Ariely study shows bulk of national wealth held by few

All men are created equal—but their incomes are anything but.

A recent study by Dan Ariely, James B. Duke professor of behavioral economics, found that 20 percent of Americans rake in 84 percent of the nation’s wealth, while the bottom 40 percent only owns a low 0.1 percent. The study surveyed 7,000 Americans with various levels of income and education about the optimal levels of wealth inequality in the U.S. It aimed to discern the average American’s opinion on income inequality in order to give them a voice in the national debates on tax rates and welfare reform.

According to Ariely’s article, “Building a Better America—One Wealth Quintile at a Time,” which he co-wrote with Harvard Business school professor Michael I. Norton, most Americans do not understand how much wealth the top 20 percent possesses.

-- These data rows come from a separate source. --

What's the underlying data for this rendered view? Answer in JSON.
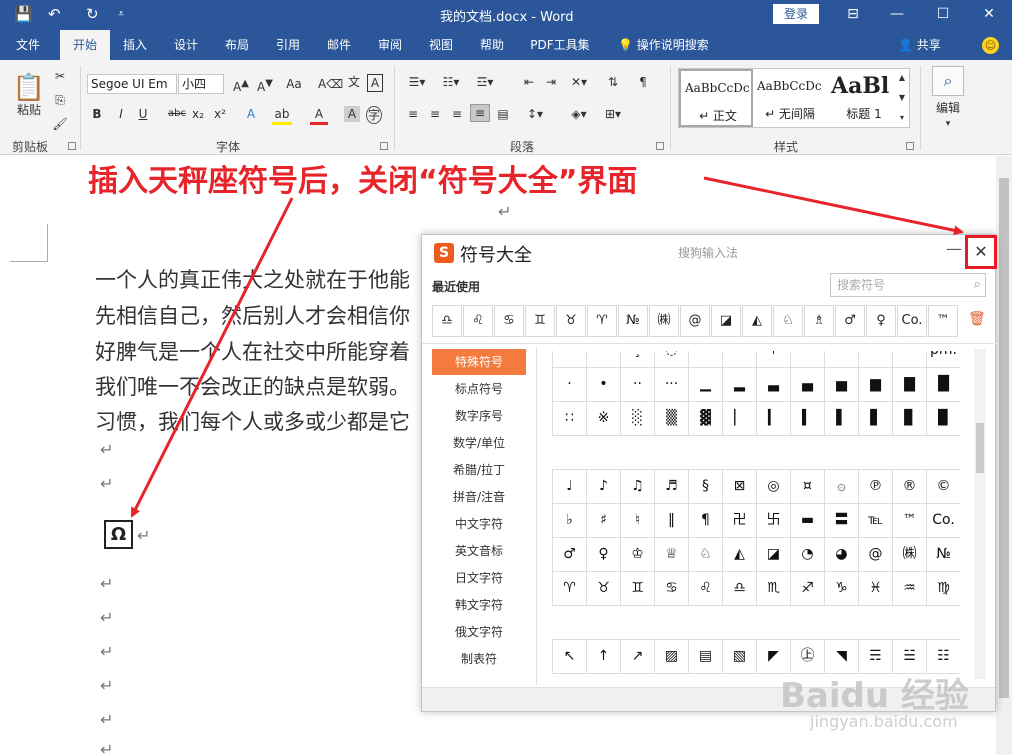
{
  "titlebar": {
    "title": "我的文档.docx  -  Word",
    "login": "登录",
    "save_glyph": "💾",
    "undo_glyph": "↶",
    "redo_glyph": "↻",
    "customize_glyph": "⩡",
    "ribbon_display_glyph": "⊟",
    "minimize_glyph": "—",
    "maximize_glyph": "☐",
    "close_glyph": "✕"
  },
  "tabs": [
    "文件",
    "开始",
    "插入",
    "设计",
    "布局",
    "引用",
    "邮件",
    "审阅",
    "视图",
    "帮助",
    "PDF工具集"
  ],
  "active_tab": "开始",
  "tell_me": "操作说明搜索",
  "share": "共享",
  "ribbon": {
    "paste": "粘贴",
    "font_name": "Segoe UI Em",
    "font_size": "小四",
    "groups": {
      "clipboard": "剪贴板",
      "font": "字体",
      "paragraph": "段落",
      "styles": "样式",
      "editing": "编辑"
    },
    "font_buttons": [
      "B",
      "I",
      "U",
      "abc",
      "x₂",
      "x²"
    ],
    "styles": [
      {
        "preview": "AaBbCcDc",
        "name": "↵ 正文"
      },
      {
        "preview": "AaBbCcDc",
        "name": "↵ 无间隔"
      },
      {
        "preview": "AaBl",
        "name": "标题 1"
      }
    ]
  },
  "document": {
    "lines": [
      "一个人的真正伟大之处就在于他能",
      "先相信自己，然后别人才会相信你",
      "好脾气是一个人在社交中所能穿着",
      "我们唯一不会改正的缺点是软弱。",
      "习惯，我们每个人或多或少都是它"
    ],
    "para_mark": "↵",
    "inserted_symbol": "Ω"
  },
  "annotation": "插入天秤座符号后，关闭“符号大全”界面",
  "dialog": {
    "title": "符号大全",
    "subtitle": "搜狗输入法",
    "min": "—",
    "close": "✕",
    "recent_label": "最近使用",
    "search_placeholder": "搜索符号",
    "recent": [
      "♎",
      "♌",
      "♋",
      "♊",
      "♉",
      "♈",
      "№",
      "㈱",
      "@",
      "◪",
      "◭",
      "♘",
      "♗",
      "♂",
      "♀",
      "Co.",
      "™"
    ],
    "categories": [
      "特殊符号",
      "标点符号",
      "数字序号",
      "数学/单位",
      "希腊/拉丁",
      "拼音/注音",
      "中文字符",
      "英文音标",
      "日文字符",
      "韩文字符",
      "俄文字符",
      "制表符"
    ],
    "active_category": "特殊符号",
    "grid_partial": [
      "·",
      "˙",
      "¸",
      "◌",
      "ˊ",
      "－",
      "＋",
      "ˋ",
      "‐",
      "－",
      "ˇ",
      "pm."
    ],
    "grid_block1": [
      "·",
      "•",
      "··",
      "···",
      "▁",
      "▂",
      "▃",
      "▄",
      "▅",
      "▆",
      "▇",
      "█",
      "∷",
      "※",
      "░",
      "▒",
      "▓",
      "▏",
      "▎",
      "▍",
      "▌",
      "▋",
      "▊",
      "▉"
    ],
    "grid_block2": [
      "♩",
      "♪",
      "♫",
      "♬",
      "§",
      "⊠",
      "◎",
      "¤",
      "۞",
      "℗",
      "®",
      "©",
      "♭",
      "♯",
      "♮",
      "‖",
      "¶",
      "卍",
      "卐",
      "▬",
      "〓",
      "℡",
      "™",
      "Co.",
      "♂",
      "♀",
      "♔",
      "♕",
      "♘",
      "◭",
      "◪",
      "◔",
      "◕",
      "@",
      "㈱",
      "№",
      "♈",
      "♉",
      "♊",
      "♋",
      "♌",
      "♎",
      "♏",
      "♐",
      "♑",
      "♓",
      "♒",
      "♍"
    ],
    "grid_block3": [
      "↖",
      "↑",
      "↗",
      "▨",
      "▤",
      "▧",
      "◤",
      "㊤",
      "◥",
      "☴",
      "☱",
      "☷"
    ]
  },
  "watermark": "Baidu 经验",
  "watermark_sub": "jingyan.baidu.com",
  "colors": {
    "word_blue": "#2b579a",
    "accent_orange": "#f47b3d",
    "annotation_red": "#e8242b"
  }
}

Ariely’s conclusions with regard to income variance were striking. It found that the US has one of the worst levels of income inequality—not just in the West, but in the world.

“The Gini coefficient of the United States, which is used to measure income disparity, is very high,” Ariely said. “It’s higher than that of any Western country, comparable to that of China, and close to those found in South America.”

John Aldrich, Pfizer-Pratt university professor of political science, also noted the problem’s severity.

“[Wealth inequality] is a very large problem and not just an economic one, but one that is eroding the social fabric of the nation,” he wrote in an email.

It will not only take substantial effort to motivate the public to advocate for change, but also significant amounts of time for the government to agree on policy changes, Aldrich said. For example, ending the Bush tax cuts—a step that would help reduce the wealth divide—would likely take a long time in Congress due to the issue’s polarizing nature.

Moreover, income inequality is detrimental to a democratic society because it prevents the poorest citizens from making educated decisions, Ariely said.

“Income inequality creates a class society that is hard to reverse because the bottom will be uneducated and uninformed,” he said.

While Ariely believes that a short-term fix would be higher taxes on the wealthy, a long-term solution would include providing better education to the poor. He predicted that the next presidential election will largely revolve around this issue.

“How much tax we collect and how much benefit for the people with lower income we are going to provide will set up the economic environment for the future,” he said.

A degree of income inequality can even be observed on campus at Duke.

“If you look around, you can obviously see that some students come from families that earn much more than others,” Sophomore Jason Ni said. “[However], all students are offered the same Duke experience and opportunities to engage in the Duke community.”

Ariely also believes that it is up to the public—especially people of low income—to be less complacent.

“The interesting thing about Americans,” Ariely said,” is that they believe in social mobility. [Whatever social class] you are born [into], you can get out of it.”

While some cases do occur, however, Ariely added that the belief in social mobility also allows people to accept higher levels of social inequality. He is optimistic due to a general consensus among both Republicans and Democrats that a fairer society is desirable.

“Democratic and Republican differences are incredibly small when regarding this issue, which leads me to suspect that deep down, people believe that our society should be more equal,” Ariely said.